Coroflot.com Survey Respondents Show Art Center Grads Making More Compared to Other Art Schools

Coroflot.com infographic of median graduate earnings

Coroflot.com’s recent 2013 Creative Employment Snapshot survey shows that of the 10 most represented U.S. colleges and universities that survey respondents attended, graduates from Art Center College of Design earn salaries that range on average from $66,000 to $124,000, or $25,000 more on average than graduates from competing colleges and universities. This goes for both recent grads and industry veterans.
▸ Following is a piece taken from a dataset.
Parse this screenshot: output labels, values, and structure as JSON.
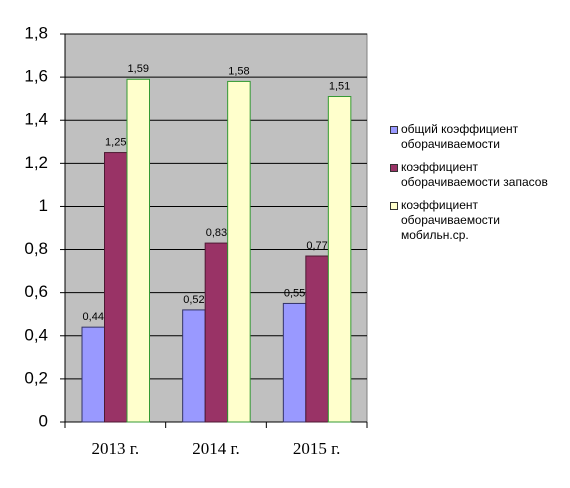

Art Center graduate earnings were compared against similar schools, including Rhode Island School of Design, Rochester Institute of Technology, Pratt Institute, College for Creative Studies, Academy of Art University, School of Visual Arts, Parsons New School, University of Cincinnati and Savannah College of Art and Design.

In addition to earnings, the survey included infographics that show which U.S. cities have the highest concentration of working creative professionals, the job titles with the highest salary ranges and freelance rates, company benefits, how graduates are landing their jobs, and how advanced degrees pay off. Since 2001, Coroflot has collected and reported salary information from thousands of design and creative professionals worldwide.

Launched in 1997 by the team behind Core77, Coroflot is a career and community site made for creative professionals by creative professionals. Coroflot.com connects fellow designers with career opportunities by creating better professional experiences, in areas like industrial design, 3D modeling, architecture, fashion, illustration, graphic design, user experience and more.